Its very success at what it does accomplish, however, makes its failures all the more disappointing. Edicotr Malcolm Bradbury chose to begin with Dante rather than Homer, ignoring not only the literature of Greece and Rome, but also Anglo-Saxon (e.g., Beowulf, Pearl, Gawaine & the Green Knight) and Middle French (Chretien de Troyes) and English literature (apart from Chaucer). Also noticeable by their absence are some of the most popular writers of the 20th century (e.g., C. S. Lewis, J. R. R. Tolkien), as well as a number of "major minor" authors such as Christina Rossetti, Gerard Manley Hopkins, Hilaire Belloc, Flannery O'Connor (mentioned once), to mention only a few. These choices would be more understandable if its survey began with Homer; it is far less so given that two-thirds of the book is given to the past 140 years (since Dickens and Twain).

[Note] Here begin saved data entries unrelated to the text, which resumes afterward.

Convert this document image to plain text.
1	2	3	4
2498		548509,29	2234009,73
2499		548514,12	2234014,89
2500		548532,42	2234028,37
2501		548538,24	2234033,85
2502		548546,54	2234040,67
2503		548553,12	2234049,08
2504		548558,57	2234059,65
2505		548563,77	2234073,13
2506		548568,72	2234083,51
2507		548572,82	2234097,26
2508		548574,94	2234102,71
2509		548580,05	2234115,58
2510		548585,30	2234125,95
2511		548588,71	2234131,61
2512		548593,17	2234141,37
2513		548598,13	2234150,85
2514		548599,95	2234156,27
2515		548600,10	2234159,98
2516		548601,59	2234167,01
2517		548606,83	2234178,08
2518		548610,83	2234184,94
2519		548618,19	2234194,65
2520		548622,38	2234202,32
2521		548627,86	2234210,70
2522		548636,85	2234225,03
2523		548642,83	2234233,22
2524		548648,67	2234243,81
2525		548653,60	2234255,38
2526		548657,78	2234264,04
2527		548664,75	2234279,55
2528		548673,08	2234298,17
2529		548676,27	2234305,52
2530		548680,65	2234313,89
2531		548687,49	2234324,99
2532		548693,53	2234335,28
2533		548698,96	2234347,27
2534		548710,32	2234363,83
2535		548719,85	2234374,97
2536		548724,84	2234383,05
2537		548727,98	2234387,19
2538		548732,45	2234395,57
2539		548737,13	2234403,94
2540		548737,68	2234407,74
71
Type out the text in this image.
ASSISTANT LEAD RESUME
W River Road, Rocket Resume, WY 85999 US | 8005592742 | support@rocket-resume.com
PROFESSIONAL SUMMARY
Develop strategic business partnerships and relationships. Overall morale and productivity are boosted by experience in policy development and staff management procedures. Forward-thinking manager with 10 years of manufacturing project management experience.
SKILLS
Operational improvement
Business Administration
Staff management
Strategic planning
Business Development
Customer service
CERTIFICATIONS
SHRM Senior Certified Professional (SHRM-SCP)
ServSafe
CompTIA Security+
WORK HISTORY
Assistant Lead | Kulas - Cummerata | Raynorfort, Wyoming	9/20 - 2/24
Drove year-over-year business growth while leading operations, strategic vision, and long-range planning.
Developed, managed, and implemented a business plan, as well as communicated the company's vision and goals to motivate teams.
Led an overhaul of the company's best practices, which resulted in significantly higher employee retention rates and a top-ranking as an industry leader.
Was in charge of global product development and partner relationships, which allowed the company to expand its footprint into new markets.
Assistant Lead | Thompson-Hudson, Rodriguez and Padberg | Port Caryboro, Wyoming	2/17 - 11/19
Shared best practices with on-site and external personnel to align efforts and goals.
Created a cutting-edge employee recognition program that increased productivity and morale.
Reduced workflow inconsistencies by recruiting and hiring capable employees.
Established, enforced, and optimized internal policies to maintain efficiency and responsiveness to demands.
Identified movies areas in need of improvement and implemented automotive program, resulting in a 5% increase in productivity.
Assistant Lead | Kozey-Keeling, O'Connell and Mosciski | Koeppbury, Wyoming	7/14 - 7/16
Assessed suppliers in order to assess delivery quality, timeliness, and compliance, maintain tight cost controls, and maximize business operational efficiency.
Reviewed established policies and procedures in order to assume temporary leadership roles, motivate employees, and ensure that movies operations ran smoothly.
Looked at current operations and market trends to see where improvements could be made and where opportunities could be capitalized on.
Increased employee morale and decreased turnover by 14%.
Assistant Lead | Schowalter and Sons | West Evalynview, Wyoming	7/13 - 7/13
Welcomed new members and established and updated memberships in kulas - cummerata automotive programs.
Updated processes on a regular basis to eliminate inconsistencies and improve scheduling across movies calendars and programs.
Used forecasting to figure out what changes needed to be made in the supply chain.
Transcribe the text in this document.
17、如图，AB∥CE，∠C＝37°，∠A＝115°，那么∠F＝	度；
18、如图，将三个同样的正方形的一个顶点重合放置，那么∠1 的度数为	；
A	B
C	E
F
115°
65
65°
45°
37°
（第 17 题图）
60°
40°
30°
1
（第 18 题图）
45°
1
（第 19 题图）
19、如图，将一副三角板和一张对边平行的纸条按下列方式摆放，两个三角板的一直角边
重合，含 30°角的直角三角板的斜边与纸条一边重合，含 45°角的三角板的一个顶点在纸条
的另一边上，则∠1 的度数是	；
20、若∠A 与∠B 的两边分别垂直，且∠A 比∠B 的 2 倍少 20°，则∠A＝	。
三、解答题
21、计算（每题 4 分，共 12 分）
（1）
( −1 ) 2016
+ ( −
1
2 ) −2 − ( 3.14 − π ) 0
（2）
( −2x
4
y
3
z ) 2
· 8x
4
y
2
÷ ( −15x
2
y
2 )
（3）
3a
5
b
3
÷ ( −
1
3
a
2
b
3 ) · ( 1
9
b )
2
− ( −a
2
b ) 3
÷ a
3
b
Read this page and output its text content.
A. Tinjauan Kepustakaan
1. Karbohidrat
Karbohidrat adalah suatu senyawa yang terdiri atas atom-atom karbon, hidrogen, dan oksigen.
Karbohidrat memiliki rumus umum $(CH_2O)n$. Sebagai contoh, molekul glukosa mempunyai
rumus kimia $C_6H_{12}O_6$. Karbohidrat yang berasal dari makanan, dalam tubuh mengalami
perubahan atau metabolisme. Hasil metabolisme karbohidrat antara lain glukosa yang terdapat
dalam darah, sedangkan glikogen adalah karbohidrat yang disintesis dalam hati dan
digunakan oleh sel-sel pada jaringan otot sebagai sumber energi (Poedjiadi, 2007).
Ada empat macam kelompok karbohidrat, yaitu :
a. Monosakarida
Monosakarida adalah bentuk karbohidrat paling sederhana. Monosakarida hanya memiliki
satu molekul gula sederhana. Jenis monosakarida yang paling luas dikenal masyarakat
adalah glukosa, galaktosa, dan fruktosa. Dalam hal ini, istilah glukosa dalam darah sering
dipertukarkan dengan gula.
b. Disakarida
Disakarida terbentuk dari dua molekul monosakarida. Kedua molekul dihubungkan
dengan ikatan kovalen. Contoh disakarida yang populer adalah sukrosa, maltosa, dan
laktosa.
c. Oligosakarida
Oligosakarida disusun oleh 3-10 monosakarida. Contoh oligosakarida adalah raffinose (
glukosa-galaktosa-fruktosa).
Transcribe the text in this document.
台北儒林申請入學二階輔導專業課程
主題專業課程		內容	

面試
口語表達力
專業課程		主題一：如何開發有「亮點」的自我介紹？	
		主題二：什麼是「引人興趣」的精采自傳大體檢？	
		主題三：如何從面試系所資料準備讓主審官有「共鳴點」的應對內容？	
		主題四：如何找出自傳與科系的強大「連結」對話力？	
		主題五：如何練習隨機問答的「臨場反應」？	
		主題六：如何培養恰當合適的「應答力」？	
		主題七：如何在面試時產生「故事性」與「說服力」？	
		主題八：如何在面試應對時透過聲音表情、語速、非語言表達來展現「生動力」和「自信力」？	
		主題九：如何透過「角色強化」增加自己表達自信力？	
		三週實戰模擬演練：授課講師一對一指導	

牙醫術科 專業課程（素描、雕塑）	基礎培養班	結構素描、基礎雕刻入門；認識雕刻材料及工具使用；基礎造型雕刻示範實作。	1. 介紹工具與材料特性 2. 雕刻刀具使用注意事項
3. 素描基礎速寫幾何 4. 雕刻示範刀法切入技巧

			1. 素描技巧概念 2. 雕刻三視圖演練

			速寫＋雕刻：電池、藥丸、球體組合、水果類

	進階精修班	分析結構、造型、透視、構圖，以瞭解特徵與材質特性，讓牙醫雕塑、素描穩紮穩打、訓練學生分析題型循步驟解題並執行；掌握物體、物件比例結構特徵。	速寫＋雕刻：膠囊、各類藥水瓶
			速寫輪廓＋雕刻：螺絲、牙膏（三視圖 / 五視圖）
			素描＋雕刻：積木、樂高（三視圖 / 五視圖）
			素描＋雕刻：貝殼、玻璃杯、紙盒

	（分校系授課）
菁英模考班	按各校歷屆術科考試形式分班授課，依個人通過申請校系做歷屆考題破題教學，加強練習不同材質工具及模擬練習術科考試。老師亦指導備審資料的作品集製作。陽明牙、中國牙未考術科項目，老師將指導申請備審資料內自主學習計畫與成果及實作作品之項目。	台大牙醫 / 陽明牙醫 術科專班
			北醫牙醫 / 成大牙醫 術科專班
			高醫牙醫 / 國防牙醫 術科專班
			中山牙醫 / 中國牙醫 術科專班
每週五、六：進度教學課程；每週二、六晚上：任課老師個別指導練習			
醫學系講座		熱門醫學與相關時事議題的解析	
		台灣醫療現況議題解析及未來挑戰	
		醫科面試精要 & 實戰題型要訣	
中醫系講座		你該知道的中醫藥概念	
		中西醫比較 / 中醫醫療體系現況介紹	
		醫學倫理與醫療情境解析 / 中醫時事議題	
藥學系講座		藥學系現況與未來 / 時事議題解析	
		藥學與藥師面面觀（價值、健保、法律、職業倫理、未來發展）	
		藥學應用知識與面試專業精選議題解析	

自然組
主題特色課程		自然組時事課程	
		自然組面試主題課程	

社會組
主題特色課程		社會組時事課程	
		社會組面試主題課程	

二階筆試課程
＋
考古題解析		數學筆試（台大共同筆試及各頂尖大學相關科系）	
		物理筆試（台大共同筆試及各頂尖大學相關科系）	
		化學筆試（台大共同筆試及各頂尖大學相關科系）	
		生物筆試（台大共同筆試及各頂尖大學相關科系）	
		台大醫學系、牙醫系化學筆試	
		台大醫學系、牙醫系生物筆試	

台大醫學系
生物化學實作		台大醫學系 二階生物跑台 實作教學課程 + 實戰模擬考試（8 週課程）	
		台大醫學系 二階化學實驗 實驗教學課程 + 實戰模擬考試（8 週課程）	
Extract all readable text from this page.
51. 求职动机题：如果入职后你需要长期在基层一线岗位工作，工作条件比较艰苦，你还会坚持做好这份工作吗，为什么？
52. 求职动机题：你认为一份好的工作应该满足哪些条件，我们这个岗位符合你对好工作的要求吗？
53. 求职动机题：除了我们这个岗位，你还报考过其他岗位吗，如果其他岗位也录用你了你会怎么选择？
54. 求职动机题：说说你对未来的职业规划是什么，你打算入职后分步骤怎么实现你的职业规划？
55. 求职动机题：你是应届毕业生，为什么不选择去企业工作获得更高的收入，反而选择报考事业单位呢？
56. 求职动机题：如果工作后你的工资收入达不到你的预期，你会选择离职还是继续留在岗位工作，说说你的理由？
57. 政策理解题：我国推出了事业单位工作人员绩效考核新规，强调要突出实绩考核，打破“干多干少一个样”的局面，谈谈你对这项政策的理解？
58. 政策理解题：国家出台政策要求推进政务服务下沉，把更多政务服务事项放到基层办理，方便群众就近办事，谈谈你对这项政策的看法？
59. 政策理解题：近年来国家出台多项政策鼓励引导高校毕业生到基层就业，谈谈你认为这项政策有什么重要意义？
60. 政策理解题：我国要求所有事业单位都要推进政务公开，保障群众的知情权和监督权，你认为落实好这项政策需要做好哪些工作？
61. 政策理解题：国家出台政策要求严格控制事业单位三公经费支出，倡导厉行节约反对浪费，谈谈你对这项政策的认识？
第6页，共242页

It is fairly Anglo-centric, occasionally mentioning European writers (e.g., Ibsen), but ignoring many considered "important" or "major" national writers (e.g., Sigrid Undset, Nobel Prize for Literature, 1928), as well as Asian, Arabic, Arican, and South American writers (Salman Rushdie is a major exception).

Like many historical surveys, it becomes increasingly detailed as its timeline approaches the present, which increases the probability that it discusses works (and their authors) are less likely to endure, since their endurability has not yet been tested.

All of these choices might be excused if the editor used his "Introduction" to explain his decisions to (1) begin with Dante; (2) focus on the last century or so, or (at least) the basis for his choices of authors and topics.

If your interest is in the twentieth century in Anglo-American literature, this may be helpful. If you are looking for a work that will help you follow Ulysses or Aeneas, or Xenophon or Caesar, or if you are interested in explicitly religious (i.e., Christian) or authors and literature from outside the western European tradition, this will only disappoint.